All of this is the result of centuries of foreign domination. Latvians have been fiercely successful in simply surviving, in not going the way of the Baltic-speaking Old Prussians and other small languages. But they have stayed alive only by simultaneously making compromises with the invaders, and at the same time keeping their inner world to themselves. The result is a great deal of confusion about how they should react towards the world.

Dispossession and confused identity are also two sides to the same coin. Not for nothing one of the most beloved songs of diaspora Latvians is "Zeme, zeme" (sung, incidentally, to the melody of a Jewish folk song): Land, land, what is the land, If you don’ t have real freedom? / Freedom, freedom, what is freedom, If you don’t have your own land?

In Latvian, the words for land and country are the same—zeme—and the struggle for both has been closely linked throughout history. Under German barons and Soviet commissars, Latvians have resented their occupants as much for kicking them off their few acres of soil as for imposing foreign political institutions.

The foreign overlords have also prevented them from being themselves. Latvians have won gold medals at Olympics, played crucial roles in history-changing battles, sung in world-famous opera companies, but usually under someone else’s flag. As a result, as anyone who has identified themselves as a Latvian when travelling abroad will know, the world doesn’t seem to know a thing about us, except maybe for a few sound bites from negative news reports.

There is something touching about the way Latvians cling to the few moments when they are in the limelight. Every spring, the world ice hockey championships cause thousands of young people to go berserk when their team is playing. Asked why they are donning face paint in national colours and singing in the streets, they usually reply, "Because it’s the only game we’ re good at." This inferiority complex translates into emigration. I have talked to numerous youngsters planning to marry, study or work overseas because, they say, "This country doesn’t have anything."

We can hope that Latvia will one day be known for other things besides war criminals and ethnic troubles. In the Soviet Union, the small Latvian Soviet Socialist Republic punched above its weight, producing musicians, sportsmen, chocolates, sprats and radios that were and still are household names over one sixth of the Earth’s surface. Given time, there is no reason why this shouldn’t be repeated in the West, but in the meantime there will be more pained soul-searching.

Still, small nations probably don’t have a monopoly on nervous nail biting. For all their legendary self-confidence, Americans have been doing a lot of navel-gazing after certain recent events. The Germans are completely mixed up about their history. The French like big military parades on Bastille Day, even though their war record is possibly even worse than the Latvians’. And let’s not even get into the murky depths of the Russian Soul…

Perhaps the joy of Independence Day is about being with your very own crazy people.

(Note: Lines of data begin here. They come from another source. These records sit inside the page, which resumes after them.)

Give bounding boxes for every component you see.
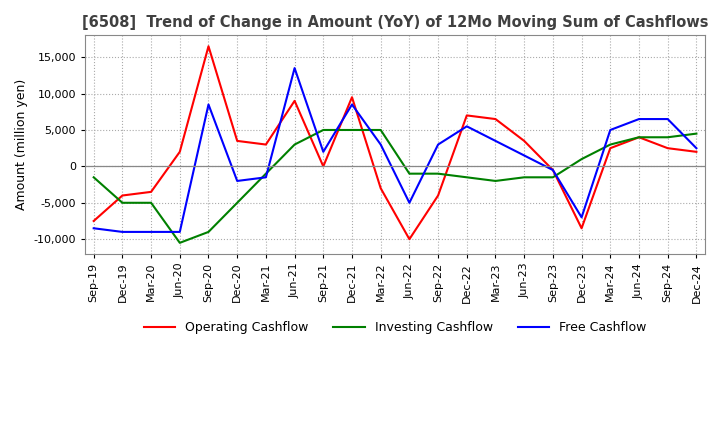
Operating Cashflow [634,135,643,140]
Line: Free Cashflow: Free Cashflow [94,68,696,232]
Operating Cashflow [549,167,557,172]
Free Cashflow [520,153,528,158]
Operating Cashflow [147,189,156,194]
Free Cashflow [405,200,414,205]
Free Cashflow [692,146,701,151]
Investing Cashflow [491,178,500,183]
Operating Cashflow [520,138,528,143]
Investing Cashflow [462,175,471,180]
Free Cashflow [89,226,98,231]
Free Cashflow [261,175,270,180]
Operating Cashflow [433,193,442,198]
Investing Cashflow [147,200,156,205]
Operating Cashflow [462,113,471,118]
Free Cashflow [118,229,127,235]
Investing Cashflow [520,175,528,180]
Operating Cashflow [261,142,270,147]
Free Cashflow [348,102,356,107]
Investing Cashflow [348,127,356,132]
Investing Cashflow [176,240,184,246]
Investing Cashflow [433,171,442,176]
Investing Cashflow [290,142,299,147]
Operating Cashflow [405,237,414,242]
Investing Cashflow [118,200,127,205]
Operating Cashflow [89,218,98,224]
Operating Cashflow [290,98,299,103]
Investing Cashflow [377,127,385,132]
Investing Cashflow [634,135,643,140]
Free Cashflow [377,142,385,147]
Operating Cashflow [377,186,385,191]
Investing Cashflow [204,229,213,235]
Y-axis label: Amount (million yen): Amount (million yen) [15,79,28,210]
Investing Cashflow [606,142,615,147]
Operating Cashflow [118,193,127,198]
Investing Cashflow [692,131,701,136]
Investing Cashflow [89,175,98,180]
Investing Cashflow [663,135,672,140]
Operating Cashflow [692,149,701,154]
Investing Cashflow [319,127,328,132]
Line: Investing Cashflow: Investing Cashflow [94,130,696,243]
Free Cashflow [606,127,615,132]
Operating Cashflow [348,95,356,100]
Free Cashflow [147,229,156,235]
Title: [6508]  Trend of Change in Amount (YoY) of 12Mo Moving Sum of Cashflows: [6508] Trend of Change in Amount (YoY) o… [82,15,708,30]
Operating Cashflow [176,149,184,154]
Line: Operating Cashflow: Operating Cashflow [94,46,696,239]
Operating Cashflow [204,44,213,49]
Free Cashflow [462,124,471,129]
Investing Cashflow [577,157,586,162]
Investing Cashflow [233,200,241,205]
Free Cashflow [549,167,557,172]
Operating Cashflow [606,146,615,151]
Free Cashflow [319,149,328,154]
Free Cashflow [491,138,500,143]
Operating Cashflow [577,226,586,231]
Operating Cashflow [319,164,328,169]
Operating Cashflow [491,117,500,122]
Operating Cashflow [233,138,241,143]
Free Cashflow [204,102,213,107]
Investing Cashflow [405,171,414,176]
Legend: Operating Cashflow, Investing Cashflow, Free Cashflow: Operating Cashflow, Investing Cashflow, … [139,316,652,339]
Free Cashflow [290,66,299,71]
Operating Cashflow [663,146,672,151]
Free Cashflow [176,229,184,235]
Investing Cashflow [261,171,270,176]
Free Cashflow [634,117,643,122]
Free Cashflow [433,142,442,147]
Free Cashflow [577,215,586,220]
Free Cashflow [233,178,241,183]
Free Cashflow [663,117,672,122]
Investing Cashflow [549,175,557,180]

2 thoughts on “We, the neurotic

  1. Who said that Prussian is dead? It is alive again and people speaks it. We descendents understand how important it is to learn it again.

  2. I appreciate your article with its tongue in cheek humour. It is true that Latvia has never been strong enough to defend itself on its own but has fought very bravely in both world wars. As you mention the Latvian Riflemen in ww1 and in the Waffen SS in ww2 where they were more decorated than any other foreign unit.
    Latvias history has been tragic with foreign domination,deportation and mass refugee exodus. They still face the after effects of 50years of Russification and now further population loss to Ireland etc.
    Let them bask in their well earned sentiment.
    By the way, I agree that the only way to deal with the Russian problem is to assimilate them. Dont be so polite, insist on speaking in Latvian, after all they are in Latvia, not Russia. They will soon learn.